Nearly two-thirds of millennials said they ask about social media policies during interviews. Would that lower your opinion of them as a job candidate? If you’re tempted to say “yes,” first stop to consider the value that social media adds to the workplace. One estimation by the McKinsey Global Institute is $1.3 trillion globally.
Working Smarter, Not Harder
There are two aspects to these savings. The first is that social media can make us better at our work. The McKinsey report bases its $1.3 trillion estimate primarily on social media’s boost to communication and collaboration.
The group most likely to feel this benefit is the “interactions workers,” those who need to find information and share knowledge to do their jobs. Whether they’re managers or engineering teams, these employees need tools to help them consult with others, and social media—from chatting and searching to group posting—does just that. McKinsey estimates that it could make companies spend 35% less time on hunting down information.
And it’s not just that the workers are having an easier time doing simple tasks like looking up answers. Recent research also points to improved creativity and customer interactions. The enhanced communication could be helping employees improve their interpersonal skills and critical thinking.
Not Working Makes For Better Workers
Of course, social media use isn’t always about being responsible and getting more work done. Employees tweeting friends or checking their Facebook timeline aren’t helping the company’s bottom line. Or are they?
Taking breaks can help our brains stay focused and figure out problems once we get back to work. Social media specifically could make workers happier and better able to engage with their jobs. So even though it has nothing to do with work, a few relaxing minutes spent watching a friend’s latest uploaded video could be lead to more productivity during the rest of the day.
This isn’t news to millennials, who are able to bounce between social media and work—and are willing to turn down a job that won’t let them.
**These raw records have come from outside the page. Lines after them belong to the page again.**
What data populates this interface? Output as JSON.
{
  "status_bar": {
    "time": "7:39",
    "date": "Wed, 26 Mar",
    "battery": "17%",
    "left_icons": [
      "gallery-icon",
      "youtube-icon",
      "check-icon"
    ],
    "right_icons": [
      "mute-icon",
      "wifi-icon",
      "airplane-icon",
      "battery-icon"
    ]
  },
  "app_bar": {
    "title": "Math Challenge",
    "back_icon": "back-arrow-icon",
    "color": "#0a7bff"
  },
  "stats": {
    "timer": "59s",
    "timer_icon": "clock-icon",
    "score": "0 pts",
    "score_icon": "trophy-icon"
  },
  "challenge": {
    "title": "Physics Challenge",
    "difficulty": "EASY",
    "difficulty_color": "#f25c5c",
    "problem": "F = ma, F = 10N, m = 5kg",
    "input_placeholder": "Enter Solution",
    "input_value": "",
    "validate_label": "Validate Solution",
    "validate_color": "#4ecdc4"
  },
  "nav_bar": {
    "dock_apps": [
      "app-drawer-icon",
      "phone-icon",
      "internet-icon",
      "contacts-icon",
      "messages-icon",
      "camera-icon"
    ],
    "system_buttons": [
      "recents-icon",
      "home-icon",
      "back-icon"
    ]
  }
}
So the next time a young interviewee brings up the subject, don’t think of it as them being lazy or disrespectful—they’re giving you the opportunity to make them more engaged and efficient. Saying yes doesn’t just help them. It helps your organization get a better return out of your employees.
After all, the McKinsey report cautions that the added value of social media will only be available to companies once they figure out how to leverage it correctly. Millennials aren’t hanging back and goofing off—they’re leading a charge in the right direction.